Lorsque nous avons tenté de joindre les responsables de la vente des billets à la FSF, nous nous sommes heurtés à leur silence. De leurs côtés, les revendeurs se défendent arguant qu’il n’y rien d’illégal dans ce qu’ils font. «C’est ce que nous avons toujours fait, on achète beaucoup de billets avec notre propre argent et on le revend pour avoir des bénéfices. Nous ne faisons rien de mal. C’est juste du business. Nous mettons énormément d’argent pour nous procurer des billets dans les guichets et sous la chaleur», nous explique ce revendeur.
Risque de désamour entre les Lions et le public
Ces dernières années, la Fédération sénégalaise de football a été plusieurs fois interpellée par la presse locale sur la commercialisation des billets lors des matchs de l’équipe nationale. En mars 2022, pour le match retour des barrages des qualifications à la Coupe du monde 2022 dans la zone Afrique, la FSF avait ainsi opté pour une billetterie exclusivement électronique avec un opérateur local. Un système qui avait fini de montrer ses limites. La Fédération avait alors subi un bashing auprès des médias. C’est donc un rétropédalage trois mois plus tard pour la réception en juin 2022 du Bénin en qualifications à la CAN 2023.
Ces couacs à répétition de l’instance dirigeante du football sénégalais, lui valent alors pas mal de critiques de la part du public sénégalais. Incapable de trouver une parade contre cette dictature des revendeurs, la relation entre l’équipe nationale du Sénégal et ses supporters s’est toutefois progressivement refroidie. «Ultras 221», un groupe de supporters très engagés et qui mobilise entre 5000 et 10 000 supporters à chaque rencontre à domicile avait appelé au boycott lors de la rencontre Sénégal – Mozambique en mars 2023.

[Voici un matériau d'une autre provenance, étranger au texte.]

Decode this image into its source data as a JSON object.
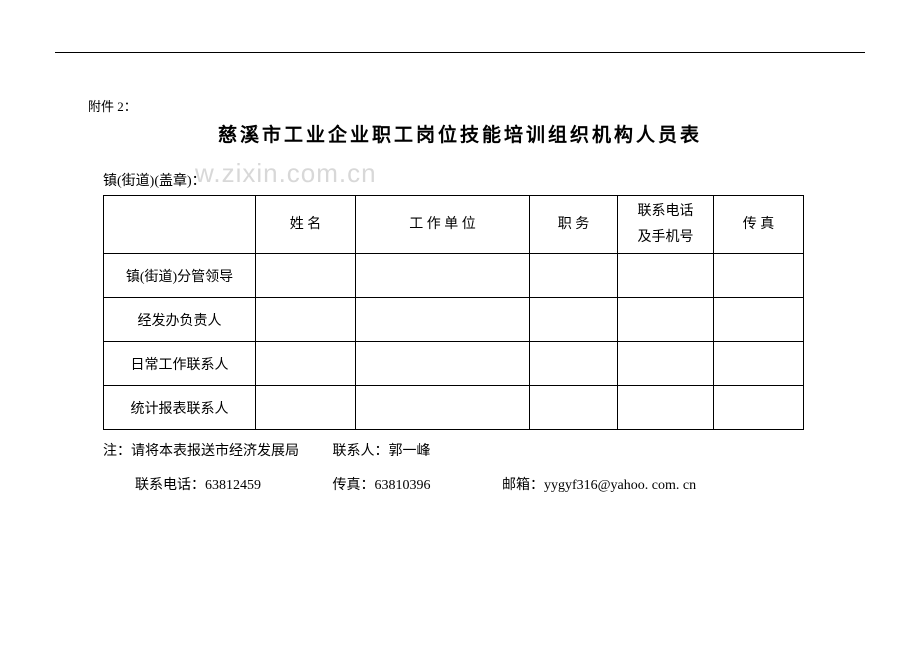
{
  "attachment_label": "附件 2：",
  "title": "慈溪市工业企业职工岗位技能培训组织机构人员表",
  "subheader": "镇(街道)(盖章)：",
  "watermark": "w.zixin.com.cn",
  "table": {
    "headers": {
      "col1": "",
      "col2": "姓 名",
      "col3": "工  作  单    位",
      "col4": "职  务",
      "col5_line1": "联系电话",
      "col5_line2": "及手机号",
      "col6": "传 真"
    },
    "rows": [
      {
        "label": "镇(街道)分管领导",
        "c2": "",
        "c3": "",
        "c4": "",
        "c5": "",
        "c6": ""
      },
      {
        "label": "经发办负责人",
        "c2": "",
        "c3": "",
        "c4": "",
        "c5": "",
        "c6": ""
      },
      {
        "label": "日常工作联系人",
        "c2": "",
        "c3": "",
        "c4": "",
        "c5": "",
        "c6": ""
      },
      {
        "label": "统计报表联系人",
        "c2": "",
        "c3": "",
        "c4": "",
        "c5": "",
        "c6": ""
      }
    ]
  },
  "footer": {
    "line1_seg1": "注：请将本表报送市经济发展局",
    "line1_seg2": "联系人：郭一峰",
    "line2_seg1": "联系电话：63812459",
    "line2_seg2": "传真：63810396",
    "line2_seg3": "邮箱：yygyf316@yahoo. com. cn"
  }
}
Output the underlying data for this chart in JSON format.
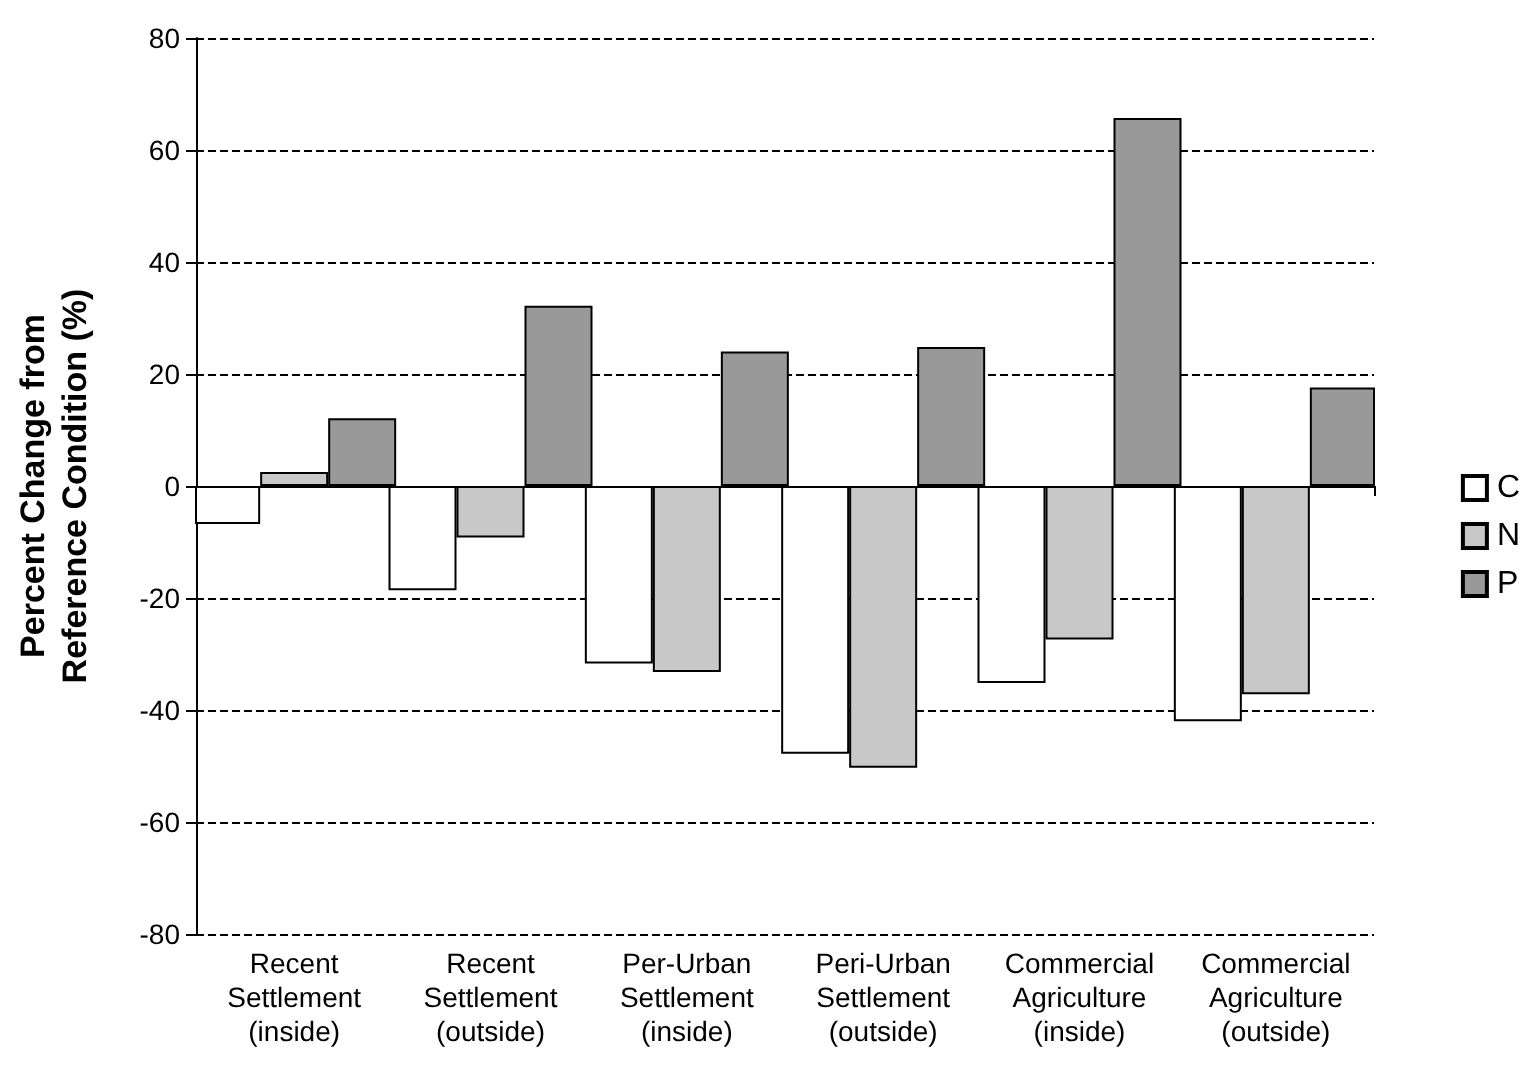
{
  "chart_data": {
    "type": "bar",
    "ylabel": "Percent Change from\nReference Condition (%)",
    "categories": [
      "Recent\nSettlement\n(inside)",
      "Recent\nSettlement\n(outside)",
      "Per-Urban\nSettlement\n(inside)",
      "Peri-Urban\nSettlement\n(outside)",
      "Commercial\nAgriculture\n(inside)",
      "Commercial\nAgriculture\n(outside)"
    ],
    "series": [
      {
        "name": "C",
        "color": "#ffffff",
        "values": [
          -6.8,
          -18.6,
          -31.7,
          -47.8,
          -35.2,
          -42
        ]
      },
      {
        "name": "N",
        "color": "#c8c8c8",
        "values": [
          2.5,
          -9.2,
          -33.2,
          -50.3,
          -27.4,
          -37.2
        ]
      },
      {
        "name": "P",
        "color": "#999999",
        "values": [
          12.1,
          32.2,
          24,
          24.8,
          65.7,
          17.6
        ]
      }
    ],
    "ylim": [
      -80,
      80
    ],
    "yticks": [
      -80,
      -60,
      -40,
      -20,
      0,
      20,
      40,
      60,
      80
    ],
    "grid": "y",
    "legend": "right"
  }
}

Dans un climat politico-social des plus tendus, la FSF avait alors vendu la totalité des billets aux responsables politiques du parti au pouvoir. Ces derniers voulant éviter en effet des scènes de manifestations contre l’actuel régime dans les travées du stade ont distribué leur butin à leurs militants. Bis repetita le 27 août dernier lors de la finale de la Coupe du Sénégal entre Jaraaf et Stade de Mbour. Un match pour lequel le président de la République était attendu en invité exceptionnel, avant de se rétracter. Composée essentiellement de dirigeants politiques, la Fédération sénégalaise de football a du mal à se départir de son costume politique au détriment de celui sportif. Une cohabitation qui semble de plus en plus intenable.